Georgia, like much of the American South has its fair share of dangerous critters. Aside from the wild animals and venomous snakes that inhabit the Peach State, there are three species of spiders with a poisonous bite that can lead to serious health problems if not treated properly.

Southern Black Widow

The Southern Black Widow spider is among the most recognizable species in America, and it is plentiful in Georgia. The female spider is the most dangerous and is also the easiest to identify.

The Southern Black Widow has two body sections, a small cephalothorax (the fused head and thorax) and a large bulbous abdomen. These spiders are shiny and black with hourglass-shaped, clearly defined red markings on the underbelly. The female’s body is usually around 3/8-inch long with a leg span of 1.5 to 2 inches. Males are usually less than half the size of females. Young spiders of this species are usually orange and white and darken as they grow older.

Northern Black Widow

The Northern Black Widow is similar in appearance to its southern counterpart and is usually about the same size on average. The main difference in the appearance of the two species is the hourglass markings on the abdomen. While the southern version tends to have a clearly marked hourglass shape, the northern variety typically has an incomplete or broken hourglass shape and a row of red dots and white stripes on its abdomen. Most of the body is shiny and black.
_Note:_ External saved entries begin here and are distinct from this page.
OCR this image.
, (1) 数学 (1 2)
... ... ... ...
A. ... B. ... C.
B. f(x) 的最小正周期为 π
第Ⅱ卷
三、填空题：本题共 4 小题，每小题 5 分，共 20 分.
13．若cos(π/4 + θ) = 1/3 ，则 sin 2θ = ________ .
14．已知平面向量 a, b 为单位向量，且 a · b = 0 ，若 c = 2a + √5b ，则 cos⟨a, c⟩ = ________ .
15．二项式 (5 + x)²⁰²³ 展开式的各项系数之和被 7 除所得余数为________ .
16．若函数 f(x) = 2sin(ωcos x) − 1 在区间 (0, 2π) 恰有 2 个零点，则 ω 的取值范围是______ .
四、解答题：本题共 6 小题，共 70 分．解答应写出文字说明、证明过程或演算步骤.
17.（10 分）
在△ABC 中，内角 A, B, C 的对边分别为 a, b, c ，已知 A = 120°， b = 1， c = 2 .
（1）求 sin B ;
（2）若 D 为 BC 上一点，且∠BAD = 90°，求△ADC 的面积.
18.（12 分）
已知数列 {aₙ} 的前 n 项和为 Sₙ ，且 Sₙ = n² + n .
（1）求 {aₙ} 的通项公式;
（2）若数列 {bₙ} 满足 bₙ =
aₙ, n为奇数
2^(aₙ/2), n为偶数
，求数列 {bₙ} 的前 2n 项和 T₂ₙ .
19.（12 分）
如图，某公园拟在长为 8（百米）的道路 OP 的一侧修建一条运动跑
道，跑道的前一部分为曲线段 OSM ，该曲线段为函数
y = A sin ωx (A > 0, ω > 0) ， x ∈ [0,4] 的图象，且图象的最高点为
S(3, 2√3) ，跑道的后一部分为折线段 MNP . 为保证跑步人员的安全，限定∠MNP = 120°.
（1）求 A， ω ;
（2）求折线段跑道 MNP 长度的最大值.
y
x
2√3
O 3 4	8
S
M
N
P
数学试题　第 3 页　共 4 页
The Northern Black Widow is scarcer than the southern species in Georgia and throughout the Southeast, but it is not entirely uncommon to see them throughout the state. The Northern Black Widow is not typically aggressive but is protective of itself and any egg sacs present in the web.

Brown Recluse

The Brown Recluse spider isn’t seen very often. As its name indicates, this spider keeps to itself in dark, undisturbed areas. This is fortunate because its bite can be quite painful and cause serious skin damage. The venom from the brown recluse's bite has been known to cause serious side effects and even death, especially in small children.

This spider is found primarily in the northwestern portion of Georgia and is extremely rare in the hotter Deep South regions. The brown color and violin-shaped marking on its cephalothorax make it easy to identify. This marking accounts for its nickname, “fiddle back spider.”